On the paper trail: from sludge to soil
Waste paper sludge can be put to beneficial use in the agricultural sector to improve performance as Andrew Urquhart explains.
The Environmental Permitting Regulations (EPR) introduced last April apply to pulp and paper manufacturing activities where the plant has a production capacity of more than 20 tonnes per day. This covers any activity associated with making paper pulp or paper, including recycling.
The paper industry is highly proficient in the recycling of its products, but the number of times that cellulose fibres can be re-used is finite because the fibre length decreases with each use and the fibre strength decreases. At this point, the fibres become a waste and so the challenge is to avoid sending de-inked sludge to landfill.
The EPR states that operators should 'consider all avenues for recovery of fibre and filler from de-inking and wastewater treatment'. Several options exist, for example, incineration can be employed to generate energy. However, the EPR also allows 'landspreading, where it represents a genuine agricultural benefit or ecological improvement and the ultimate fate of pollutants present pose no environmental harm'.
Scientists from ADAS, the parent company of Envar, were part of the team that developed the safe sludge matrix that stipulates the suitability of biosolids being spread to land in relation to different crops.

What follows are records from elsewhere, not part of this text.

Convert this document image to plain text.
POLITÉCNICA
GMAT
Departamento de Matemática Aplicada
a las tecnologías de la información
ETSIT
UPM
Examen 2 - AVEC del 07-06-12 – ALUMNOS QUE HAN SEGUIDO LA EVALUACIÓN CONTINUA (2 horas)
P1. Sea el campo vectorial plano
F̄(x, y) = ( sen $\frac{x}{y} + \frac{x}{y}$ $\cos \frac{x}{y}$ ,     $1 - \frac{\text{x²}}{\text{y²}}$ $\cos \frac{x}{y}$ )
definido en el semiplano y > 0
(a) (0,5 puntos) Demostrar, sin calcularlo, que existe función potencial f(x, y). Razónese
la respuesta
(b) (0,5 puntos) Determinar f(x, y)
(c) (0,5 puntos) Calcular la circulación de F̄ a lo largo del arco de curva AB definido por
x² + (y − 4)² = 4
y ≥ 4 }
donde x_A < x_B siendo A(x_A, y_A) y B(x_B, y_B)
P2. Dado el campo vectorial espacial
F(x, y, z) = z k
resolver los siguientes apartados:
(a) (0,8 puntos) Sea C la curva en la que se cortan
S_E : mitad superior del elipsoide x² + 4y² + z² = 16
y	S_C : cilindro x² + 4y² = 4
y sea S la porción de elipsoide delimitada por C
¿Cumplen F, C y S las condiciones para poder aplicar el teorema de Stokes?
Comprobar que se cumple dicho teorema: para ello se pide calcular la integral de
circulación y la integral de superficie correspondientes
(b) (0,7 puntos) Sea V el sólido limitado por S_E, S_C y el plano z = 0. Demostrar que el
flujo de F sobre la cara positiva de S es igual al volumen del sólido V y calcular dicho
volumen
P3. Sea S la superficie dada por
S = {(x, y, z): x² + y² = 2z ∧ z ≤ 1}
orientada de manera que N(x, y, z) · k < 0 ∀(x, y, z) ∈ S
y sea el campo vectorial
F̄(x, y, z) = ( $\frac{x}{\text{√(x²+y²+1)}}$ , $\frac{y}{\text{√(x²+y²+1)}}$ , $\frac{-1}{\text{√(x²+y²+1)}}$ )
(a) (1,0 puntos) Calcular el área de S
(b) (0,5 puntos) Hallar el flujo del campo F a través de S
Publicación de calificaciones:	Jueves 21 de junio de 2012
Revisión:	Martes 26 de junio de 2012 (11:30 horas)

Further activity involving the application of waste materials to land includes the spreading of flocculent sludge from water treatment to agriculture and the utilisation of digestate from anaerobic digestion for the improvement of agricultural soils.
Envar works for a large number of paper mills including Severnside Recycling, which recovers around 1.9M tonnes of material annually. Together the two companies are tackling 26,000 tonnes of waste material that is generated by the St Regis' Hollins Mill in Darwen, Lancashire.

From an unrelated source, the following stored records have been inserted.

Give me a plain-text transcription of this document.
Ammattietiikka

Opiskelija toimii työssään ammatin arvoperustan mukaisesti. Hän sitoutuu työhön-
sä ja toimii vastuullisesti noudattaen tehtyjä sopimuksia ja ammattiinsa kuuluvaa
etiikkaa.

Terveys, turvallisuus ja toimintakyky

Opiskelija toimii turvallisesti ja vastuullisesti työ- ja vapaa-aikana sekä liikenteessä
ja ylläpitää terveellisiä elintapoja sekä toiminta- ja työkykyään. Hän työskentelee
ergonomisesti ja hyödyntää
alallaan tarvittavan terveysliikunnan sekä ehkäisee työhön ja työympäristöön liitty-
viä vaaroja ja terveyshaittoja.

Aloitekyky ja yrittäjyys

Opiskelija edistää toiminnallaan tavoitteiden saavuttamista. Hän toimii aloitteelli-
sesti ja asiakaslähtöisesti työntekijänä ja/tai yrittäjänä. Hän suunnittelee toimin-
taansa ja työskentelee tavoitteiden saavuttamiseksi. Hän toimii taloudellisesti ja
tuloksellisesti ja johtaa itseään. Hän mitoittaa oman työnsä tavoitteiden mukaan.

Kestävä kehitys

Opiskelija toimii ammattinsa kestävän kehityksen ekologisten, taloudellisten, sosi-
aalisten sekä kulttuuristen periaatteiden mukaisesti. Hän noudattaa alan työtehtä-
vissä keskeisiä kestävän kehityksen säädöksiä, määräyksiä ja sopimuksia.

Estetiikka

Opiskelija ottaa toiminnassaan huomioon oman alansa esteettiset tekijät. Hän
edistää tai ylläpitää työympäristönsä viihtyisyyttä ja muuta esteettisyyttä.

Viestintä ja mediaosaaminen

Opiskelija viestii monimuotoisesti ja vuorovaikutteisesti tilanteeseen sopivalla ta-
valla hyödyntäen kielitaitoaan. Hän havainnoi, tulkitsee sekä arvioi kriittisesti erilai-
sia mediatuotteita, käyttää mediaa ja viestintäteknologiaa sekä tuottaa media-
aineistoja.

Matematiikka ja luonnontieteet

Envar's role in the partnership with Severnside has been to evaluate recycling options for the mill's paper sludge and crumb, and to ensure that the most sustainable option is adopted. A number of alternatives were considered, including incineration, land restoration, soil improvement and animal bedding. Of these, the latter three were considered to offer the greatest benefits.
The paper crumb from the mill is ideal as a bedding product because it has a low moisture content and no odour, offering livestock farmers a cost-effective and sustainable alternative to intensively farmed straw. Furthermore, paper sludge contains useful plant nutrients and a high proportion of organic matter. It is also alkaline, which is beneficial to many agricultural soils.

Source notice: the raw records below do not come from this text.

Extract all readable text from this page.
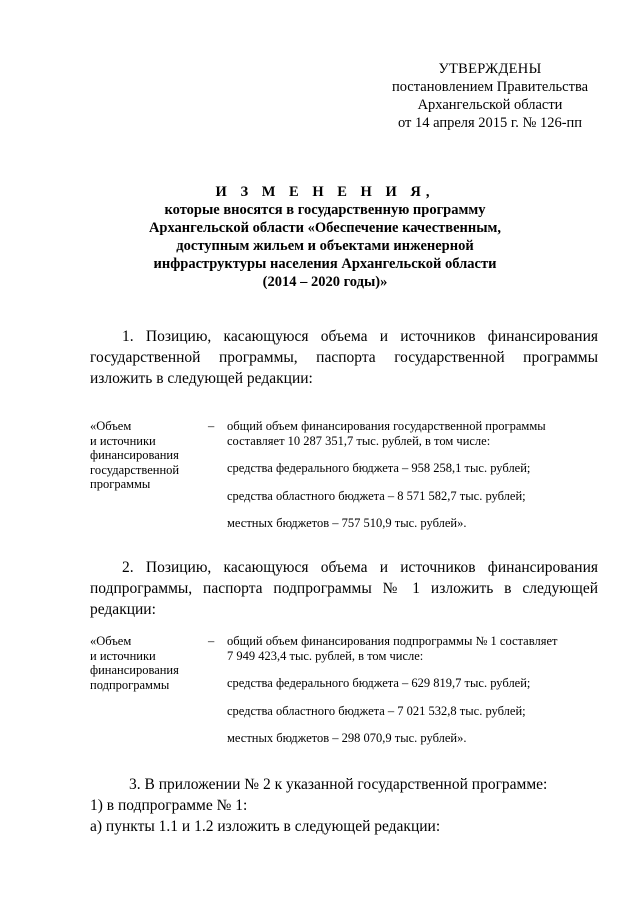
УТВЕРЖДЕНЫ
постановлением Правительства
Архангельской области
от 14 апреля 2015 г. № 126-пп
И З М Е Н Е Н И Я,
которые вносятся в государственную программу
Архангельской области «Обеспечение качественным,
доступным жильем и объектами инженерной
инфраструктуры населения Архангельской области
(2014 – 2020 годы)»

1. Позицию, касающуюся объема и источников финансирования государственной программы, паспорта государственной программы изложить в следующей редакции:

«Объем
и источники
финансирования
государственной
программы
–	общий объем финансирования государственной программы
составляет 10 287 351,7 тыс. рублей, в том числе:
средства федерального бюджета – 958 258,1 тыс. рублей;
средства областного бюджета – 8 571 582,7 тыс. рублей;
местных бюджетов – 757 510,9 тыс. рублей».

2. Позицию, касающуюся объема и источников финансирования подпрограммы, паспорта подпрограммы № 1 изложить в следующей редакции:

«Объем
и источники
финансирования
подпрограммы
–	общий объем финансирования подпрограммы № 1 составляет
7 949 423,4 тыс. рублей, в том числе:
средства федерального бюджета – 629 819,7 тыс. рублей;
средства областного бюджета – 7 021 532,8 тыс. рублей;
местных бюджетов – 298 070,9 тыс. рублей».
3. В приложении № 2 к указанной государственной программе:
1) в подпрограмме № 1:
а) пункты 1.1 и 1.2 изложить в следующей редакции:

Paper sludge can be used in restoration projects as an ingredient in manufactured soil. If trees are then grown on the site, these can be harvested at a later date for paper manufacture, offering a longer term closed loop recycling option. As Envar has a high level of engagement with the farming community, it can help secure local markets for the products of recycling, helping to reduce CO2 emissions in line with the sustainability objectives of all stakeholders.
Soil science also plays an important role when paper sludge is utilised on agricultural land. This is because the physical and chemical attributes of land has to be matched with the properties of the recycled material. This is important because the Environment Agency has to be satisfied that the requirements of the EPR are being met. Sludge recycling is therefore a very attractive proposition as long as it is managed in a responsible manner.